Hungary and Slovakia have blocked the EU’s proposed sanctions against Georgia, drafted in response to violence against pro-EU protesters in the former Soviet republic in the Caucasus.
Hungarian Foreign Minister Péter Szijjártó defended his country’s position on Monday after a meeting in Brussels. He accused the European Union of siding with the protesters. He argued that Georgia was targeted solely because a patriotic and conservative party, Georgian Dream, rather than liberal forces, had recently won elections in the country.
The EU’s sanctions proposal includes entry bans for several high-ranking officials involved in police violence and the freezing of their assets in Europe.
Hence, the sanctions package did not receive the necessary approval to be imposed. However, there is still consideration of suspending visa-free access to the EU for Georgians holding diplomatic passports.
An official proposal on this matter will be presented by the end of the year, according to EU foreign policy chief Kaja Kallas. For this measure to be approved, only a majority vote is required, unlike the unanimity needed for sanctions.

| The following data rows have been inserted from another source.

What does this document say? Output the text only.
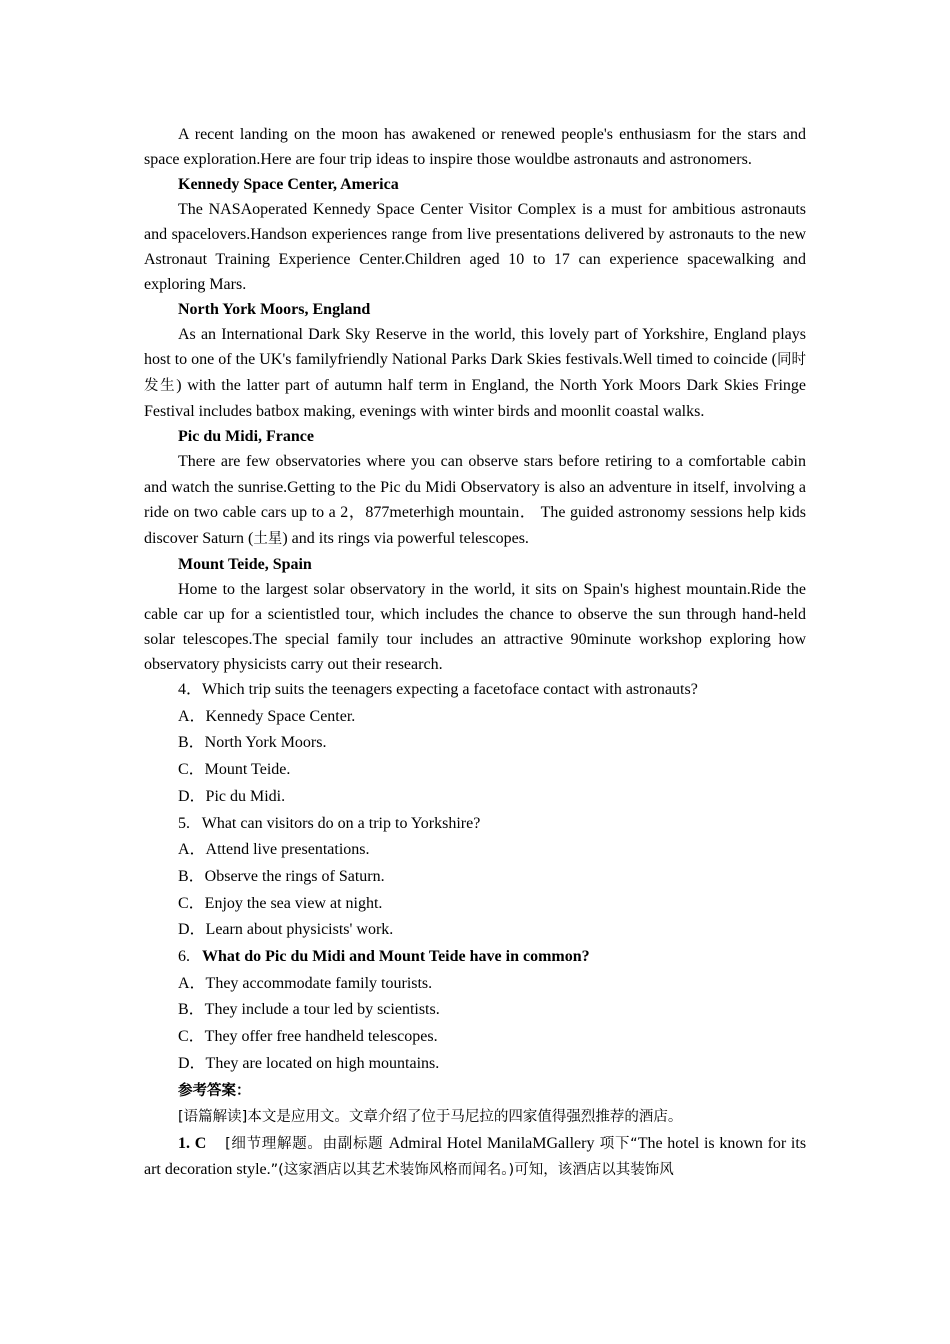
A recent landing on the moon has awakened or renewed people's enthusiasm for the stars and space exploration.Here are four trip ideas to inspire those wouldbe astronauts and astronomers.

Kennedy Space Center, America

The NASAoperated Kennedy Space Center Visitor Complex is a must for ambitious astronauts and spacelovers.Handson experiences range from live presentations delivered by astronauts to the new Astronaut Training Experience Center.Children aged 10 to 17 can experience spacewalking and exploring Mars.

North York Moors, England

As an International Dark Sky Reserve in the world, this lovely part of Yorkshire, England plays host to one of the UK's familyfriendly National Parks Dark Skies festivals.Well timed to coincide (同时发生) with the latter part of autumn half term in England, the North York Moors Dark Skies Fringe Festival includes batbox making, evenings with winter birds and moonlit coastal walks.

Pic du Midi, France

There are few observatories where you can observe stars before retiring to a comfortable cabin and watch the sunrise.Getting to the Pic du Midi Observatory is also an adventure in itself, involving a ride on two cable cars up to a 2，877meterhigh mountain． The guided astronomy sessions help kids discover Saturn (土星) and its rings via powerful telescopes.

Mount Teide, Spain

Home to the largest solar observatory in the world, it sits on Spain's highest mountain.Ride the cable car up for a scientistled tour, which includes the chance to observe the sun through hand-held solar telescopes.The special family tour includes an attractive 90minute workshop exploring how observatory physicists carry out their research.

4．Which trip suits the teenagers expecting a facetoface contact with astronauts?

A．Kennedy Space Center.

B．North York Moors.

C．Mount Teide.

D．Pic du Midi.

5.   What can visitors do on a trip to Yorkshire?

A．Attend live presentations.

B．Observe the rings of Saturn.

C．Enjoy the sea view at night.

D．Learn about physicists' work.

6.   What do Pic du Midi and Mount Teide have in common?

A．They accommodate family tourists.

B．They include a tour led by scientists.

C．They offer free handheld telescopes.

D．They are located on high mountains.

参考答案：

[语篇解读]本文是应用文。文章介绍了位于马尼拉的四家值得强烈推荐的酒店。

1. C [细节理解题。由副标题 Admiral Hotel ManilaMGallery 项下“The hotel is known for its art decoration style.”(这家酒店以其艺术装饰风格而闻名。)可知，该酒店以其装饰风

A significant majority of EU Member States believe that the Georgian authorities have excessively used violence and conducted arbitrary arrests against protesters and opposition leaders.
Several thousand pro-EU Georgians gathered outside the Parliament in Tbilisi at the end of November, protesting for several nights against the government, which they accuse of abandoning the country’s European ambitions and exhibiting pro-Russian authoritarian tendencies.
The country has been in political crisis since the parliamentary elections on 26th October, which were won by the ruling Georgian Dream party but condemned as rigged by the pro-Western opposition.